Ensaísta Davi Lago lembra que nenhuma nação prospera com bases sociais tão divididas.

Por Davi Lago
Atualizado em 26 jul 2021, 07h52 - Publicado em 26 jul 2021, 07h51

Às vésperas do bicentenário da Independência, as lideranças políticas brasileiras não conseguem articular uma noção mínima de bem comum. Basta ler os programas de governo propostos nas eleições de 2018, de 2020 e acompanhar o noticiário presente.

De fato, o conceito de bem comum desempenha um papel proeminente na história do pensamento político ocidental. Suas origens são traçadas desde a filosofia grega clássica. Embora outros filósofos tenham mobilizado o conceito, Aristóteles foi o primeiro a fazer do bem comum um aspecto central na teoria política, destacando-o como o objetivo principal da atividade cívica e como o critério para avaliação de um governo.
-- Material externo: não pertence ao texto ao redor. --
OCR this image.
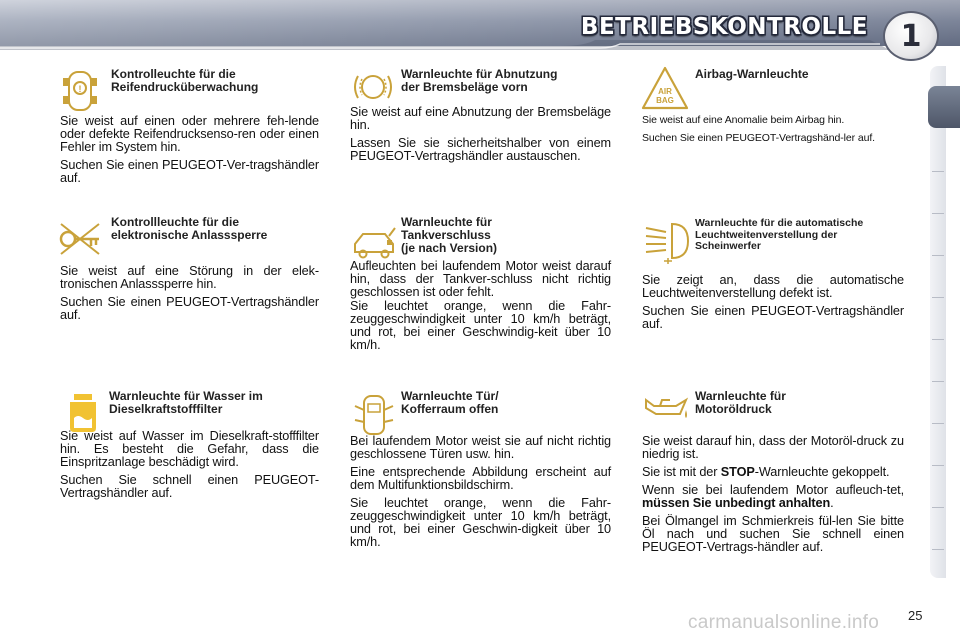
BETRIEBSKONTROLLE	1
!
Kontrolleuchte für die
Reifendrucküberwachung

Sie weist auf einen oder mehrere feh-lende oder defekte Reifendrucksenso-ren oder einen Fehler im System hin.

Suchen Sie einen PEUGEOT-Ver-tragshändler auf.

Warnleuchte für Abnutzung
der Bremsbeläge vorn

Sie weist auf eine Abnutzung der Bremsbeläge hin.

Lassen Sie sie sicherheitshalber von einem PEUGEOT-Vertragshändler austauschen.

AIR
BAG
Airbag-Warnleuchte

Sie weist auf eine Anomalie beim Airbag hin.

Suchen Sie einen PEUGEOT-Vertragshänd-ler auf.

Kontrollleuchte für die
elektronische Anlasssperre

Sie weist auf eine Störung in der elek-tronischen Anlasssperre hin.

Suchen Sie einen PEUGEOT-Vertragshändler auf.

Warnleuchte für
Tankverschluss
(je nach Version)

Aufleuchten bei laufendem Motor weist darauf hin, dass der Tankver-schluss nicht richtig geschlossen ist oder fehlt.

Sie leuchtet orange, wenn die Fahr-zeuggeschwindigkeit unter 10 km/h beträgt, und rot, bei einer Geschwindig-keit über 10 km/h.

Warnleuchte für die automatische
Leuchtweitenverstellung der
Scheinwerfer

Sie zeigt an, dass die automatische Leuchtweitenverstellung defekt ist.

Suchen Sie einen PEUGEOT-Vertragshändler auf.

Warnleuchte für Wasser im
Dieselkraftstofffilter

Sie weist auf Wasser im Dieselkraft-stofffilter hin. Es besteht die Gefahr, dass die Einspritzanlage beschädigt wird.

Suchen Sie schnell einen PEUGEOT-Vertragshändler auf.

Warnleuchte Tür/
Kofferraum offen

Bei laufendem Motor weist sie auf nicht richtig geschlossene Türen usw. hin.

Eine entsprechende Abbildung erscheint auf dem Multifunktionsbildschirm.

Sie leuchtet orange, wenn die Fahr-zeuggeschwindigkeit unter 10 km/h beträgt, und rot, bei einer Geschwin-digkeit über 10 km/h.

Warnleuchte für
Motoröldruck

Sie weist darauf hin, dass der Motoröl-druck zu niedrig ist.

Sie ist mit der STOP-Warnleuchte gekoppelt.

Wenn sie bei laufendem Motor aufleuch-tet, müssen Sie unbedingt anhalten.

Bei Ölmangel im Schmierkreis fül-len Sie bitte Öl nach und suchen Sie schnell einen PEUGEOT-Vertrags-händler auf.

carmanualsonline.info 25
Na Política, Aristóteles afirma que um regime político é corrupto quando quem exerce o poder o faz em função de si mesmo e não do “bem comum”. Do mesmo modo, a ênfase de outros pensadores antigos foi associar a ideia de bem comum aos propósitos da vida virtuosa, que só poderiam ser alcançados plenamente em uma comunidade política.

Em contraste, a ênfase dos pensadores modernos foi refletir sobre as condições políticas capazes de proporcionar aos indivíduos a construção de seus próprios projetos de vida. As visões coletivistas da sociedade, que também se desenvolveram na era moderna, demandaram sacrifícios dos indivíduos em nome do “bem comum”, gerando um embate com as visões liberais. Assim, diferentes pensadores modernos conceberam o bem comum em termos de justiça, bem-estar material, ou maximização utilitária. Na teoria política contemporânea, a reflexão sobre o bem comum inicia com o chamado debate liberal-comunitarista dos anos 1980. Uma súmula dos filósofos fundamentais que embasam a discussão corrente inclui o liberal John Rawls, os comunitaristas Charles Taylor e Michael Walzer, o democrata-deliberativo John Cohen, o republicano Philip Pettit, o eticista da virtude Alasdair MacIntyre, o jusnaturalista católico John Finnis, e o jesuíta David Hollenbach.
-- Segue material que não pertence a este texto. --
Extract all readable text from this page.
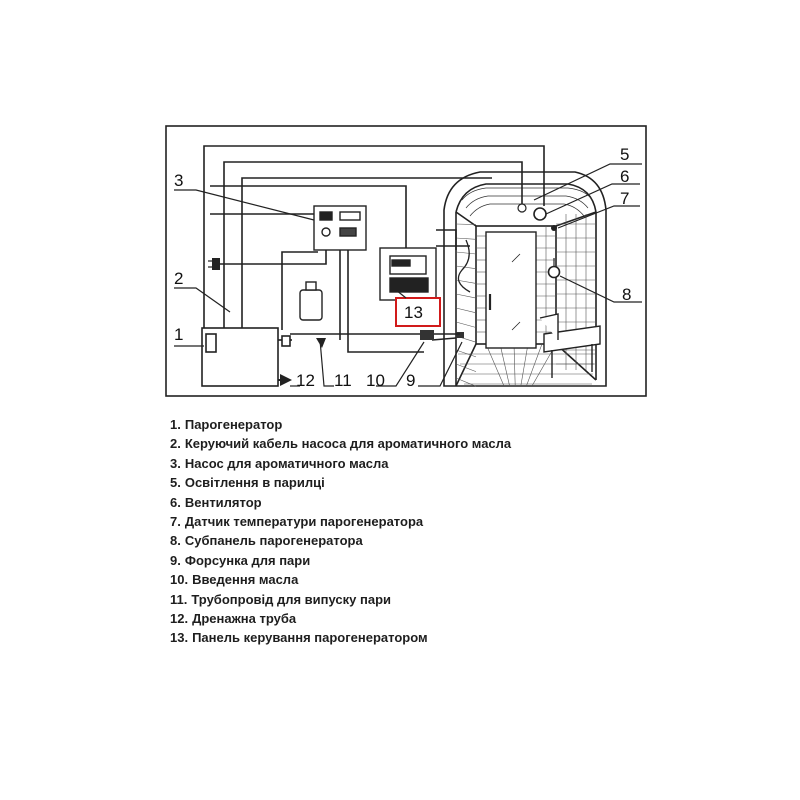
1
2
3
5
6
7
8
9
10
11
12
13
1. Парогенератор
2. Керуючий кабель насоса для ароматичного масла
3. Насос для ароматичного масла
5. Освітлення в парилці
6. Вентилятор
7. Датчик температури парогенератора
8. Субпанель парогенератора
9. Форсунка для пари
10. Введення масла
11. Трубопровід для випуску пари
12. Дренажна труба
13. Панель керування парогенератором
Especialmente nas últimas décadas discute-se sobre uma “crise do bem comum”. Afinal, a incivilidade na arena pública esteve presente em grande parte das democracias ocidentais no início do século XXI. Fatores como antipolítica, partidos políticos enfraquecidos, popularidade de mentiras, desinformação e fake news, agressividade verbal, digital e física, manifestações de rua, vandalismo, rejeição aos governantes tradicionais, caracterizaram o espírito desta época. O período foi marcado por múltiplos movimentos de contestação e recrudescimento do fanatismo político. Paul Collier relaciona esta crise de incivilidade com o afastamento pelos grupos políticos emergentes do ethos fundado na reciprocidade prática que marcou as comunidades no pós-Segunda Guerra. Em O futuro do capitalismo, Collier afirma que os discursos de insatisfação social que irromperam com a recessão econômica e o aumento da desigualdade encontraram um terreno ético já desagregado: “a inquietação, a raiva e o desespero destroçaram as lealdades políticas das pessoas, a confiança que tinham no governo e até mesmo a confiança entre elas”.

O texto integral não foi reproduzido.